Cellulose acetate electrophoresis is a laboratory technique used for separating mixtures of hemoglobin based on their electrical charge and size.
During this method, hemoglobin samples are placed on a cellulose acetate membrane.

• An electric field is applied causing hemoglobins to migrate at different speeds based on their characteristics.
• Each type of hemoglobin has a unique migration pattern.
• The position where hemoglobins stop gives clues to their identity.

This technique is often used to diagnose various hemoglobin disorders and identify abnormal hemoglobin variants like Hemoglobin E.

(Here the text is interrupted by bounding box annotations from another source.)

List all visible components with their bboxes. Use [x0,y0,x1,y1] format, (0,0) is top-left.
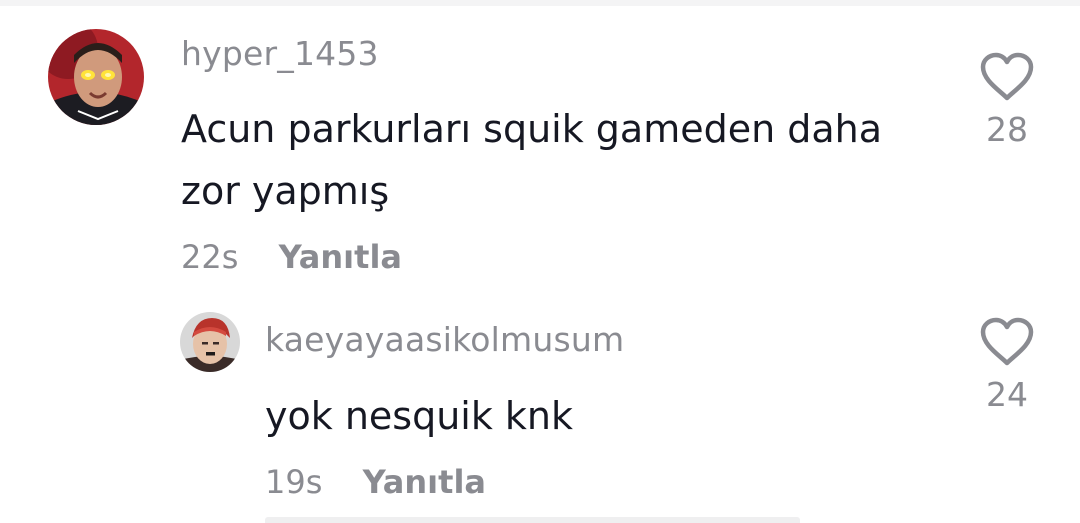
comment-text: Acun parkurları squik gameden daha zor y… [181,107,883,213]
comment-meta: 19s Yanıtla [265,463,486,501]
next-reply-edge [265,517,800,523]
comment-username[interactable]: hyper_1453 [181,34,379,73]
comment-time: 19s [265,463,323,501]
heart-icon[interactable] [979,317,1035,367]
like-count: 28 [986,110,1028,149]
like-control: 28 [972,52,1042,149]
like-count: 24 [986,375,1028,414]
user-avatar[interactable] [180,312,240,372]
avatar-image [180,312,240,372]
reply-button[interactable]: Yanıtla [363,463,486,501]
like-control: 24 [972,317,1042,414]
comment-item: hyper_1453 Acun parkurları squik gameden… [0,0,1080,300]
reply-comment-item: kaeyayaasikolmusum yok nesquik knk 19s Y… [0,300,1080,523]
avatar-image [48,29,144,125]
comment-time: 22s [181,238,239,276]
heart-icon[interactable] [979,52,1035,102]
comment-meta: 22s Yanıtla [181,238,402,276]
reply-button[interactable]: Yanıtla [279,238,402,276]
user-avatar[interactable] [48,29,144,125]
comment-text: yok nesquik knk [265,394,574,438]
comment-username[interactable]: kaeyayaasikolmusum [265,320,624,359]
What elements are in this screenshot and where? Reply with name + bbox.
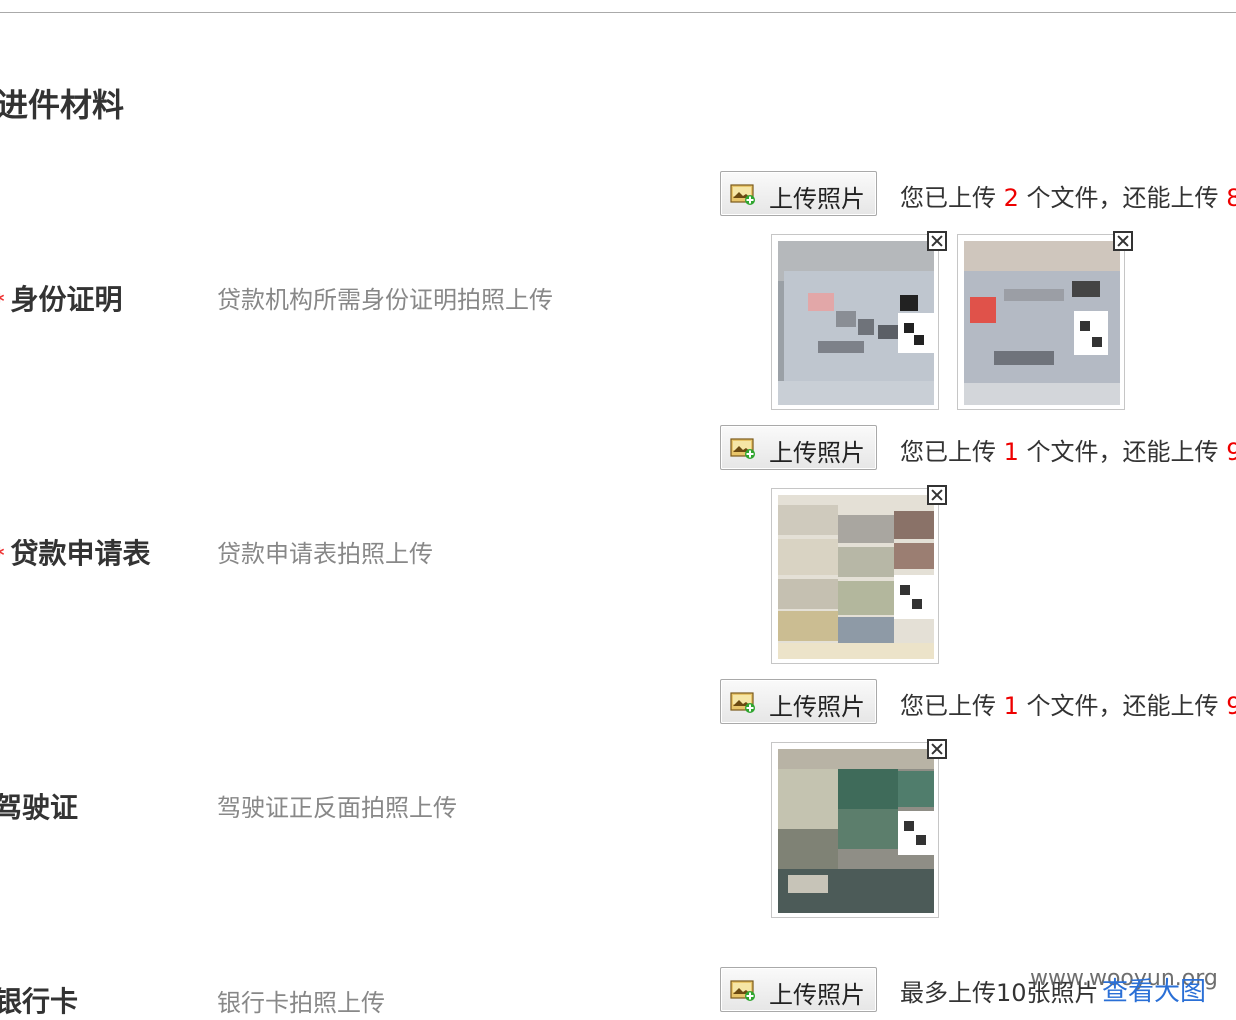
- driver-license-photo: [778, 749, 934, 913]
- uploaded-photo-thumbnail[interactable]: [771, 742, 939, 918]
- upload-button-label: 上传照片: [769, 185, 865, 213]
- image-add-icon: [730, 438, 755, 459]
- uploaded-photo-thumbnail[interactable]: [771, 234, 939, 410]
- upload-status-driver-license: 您已上传 1 个文件，还能上传 9: [900, 686, 1236, 721]
- required-star-icon: *: [0, 289, 4, 313]
- image-add-icon: [730, 980, 755, 1001]
- remove-photo-button[interactable]: [927, 485, 947, 505]
- remaining-count: 9: [1226, 692, 1236, 720]
- upload-photo-button-bank-card[interactable]: 上传照片: [720, 967, 877, 1012]
- row-label-loan-application: *贷款申请表: [0, 532, 150, 572]
- row-label-bank-card: 银行卡: [0, 985, 79, 1018]
- upload-button-label: 上传照片: [769, 439, 865, 467]
- upload-button-label: 上传照片: [769, 981, 865, 1009]
- id-card-photo: [778, 241, 934, 405]
- uploaded-count: 1: [1003, 438, 1019, 466]
- image-add-icon: [730, 692, 755, 713]
- uploaded-count: 2: [1003, 184, 1019, 212]
- uploaded-count: 1: [1003, 692, 1019, 720]
- upload-status-id-proof: 您已上传 2 个文件，还能上传 8: [900, 178, 1236, 213]
- remaining-count: 9: [1226, 438, 1236, 466]
- remove-photo-button[interactable]: [1113, 231, 1133, 251]
- row-hint-driver-license: 驾驶证正反面拍照上传: [217, 794, 457, 822]
- row-hint-loan-application: 贷款申请表拍照上传: [217, 540, 433, 568]
- section-title: 进件材料: [0, 86, 125, 124]
- upload-button-label: 上传照片: [769, 693, 865, 721]
- view-large-image-link[interactable]: 查看大图: [1102, 971, 1206, 1008]
- application-form-photo: [778, 495, 934, 659]
- top-divider: [0, 12, 1236, 13]
- upload-photo-button-loan-application[interactable]: 上传照片: [720, 425, 877, 470]
- image-add-icon: [730, 184, 755, 205]
- upload-photo-button-driver-license[interactable]: 上传照片: [720, 679, 877, 724]
- id-card-photo: [964, 241, 1120, 405]
- row-hint-id-proof: 贷款机构所需身份证明拍照上传: [217, 286, 553, 314]
- uploaded-photo-thumbnail[interactable]: [957, 234, 1125, 410]
- required-star-icon: *: [0, 543, 4, 567]
- row-hint-bank-card: 银行卡拍照上传: [217, 989, 385, 1017]
- remove-photo-button[interactable]: [927, 739, 947, 759]
- row-label-driver-license: 驾驶证: [0, 791, 79, 824]
- row-label-id-proof: *身份证明: [0, 278, 122, 318]
- remove-photo-button[interactable]: [927, 231, 947, 251]
- upload-status-loan-application: 您已上传 1 个文件，还能上传 9: [900, 432, 1236, 467]
- remaining-count: 8: [1226, 184, 1236, 212]
- upload-photo-button-id-proof[interactable]: 上传照片: [720, 171, 877, 216]
- uploaded-photo-thumbnail[interactable]: [771, 488, 939, 664]
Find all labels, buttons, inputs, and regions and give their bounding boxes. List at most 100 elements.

Hemoglobin variants are different types of hemoglobin that arise from mutations in the genes responsible for hemoglobin production.
These variants can affect the function and structure of hemoglobin.

• Hemoglobin A is the most common form in adults.
• Hemoglobin A2 is a minor component, typically making up about 2-3% of adult hemoglobin.
• Variants like Hemoglobin S, C, D, and E result from genetic mutations and can have significant clinical implications.

The migration patterns of these variants during electrophoresis help in their identification and diagnosis of related blood disorders.

Hemoglobin E is an abnormal hemoglobin variant frequently found in people from Southeast Asia.
It results from a mutation in the beta-globin gene. Hemoglobin E has distinctive properties:

• It can migrate in a similar pattern to Hemoglobin A2 during cellulose acetate electrophoresis.
• Patients with Hemoglobin E often have slightly low hemoglobin levels and microcytosis (small red blood cells).
• While generally mild, Hemoglobin E can cause more severe symptoms if inherited with another abnormal hemoglobin variant, like Hemoglobin S.

Understanding Hemoglobin E is crucial for diagnosing and managing associated hemoglobinopathies.

Southeast Asia has a high prevalence of certain hemoglobin abnormalities due to genetic factors.
Common hemoglobin disorders in this region include:

• Hemoglobin E, which is one of the most frequent variants found.
• Thalassemias, a group of inherited conditions that cause the body to produce less hemoglobin and fewer red blood cells.
• Hemoglobin Constant Spring, a less common but significant variant that can cause anemia.

Awareness and diagnosis of these abnormalities are vital for effective treatment and management in affected populations.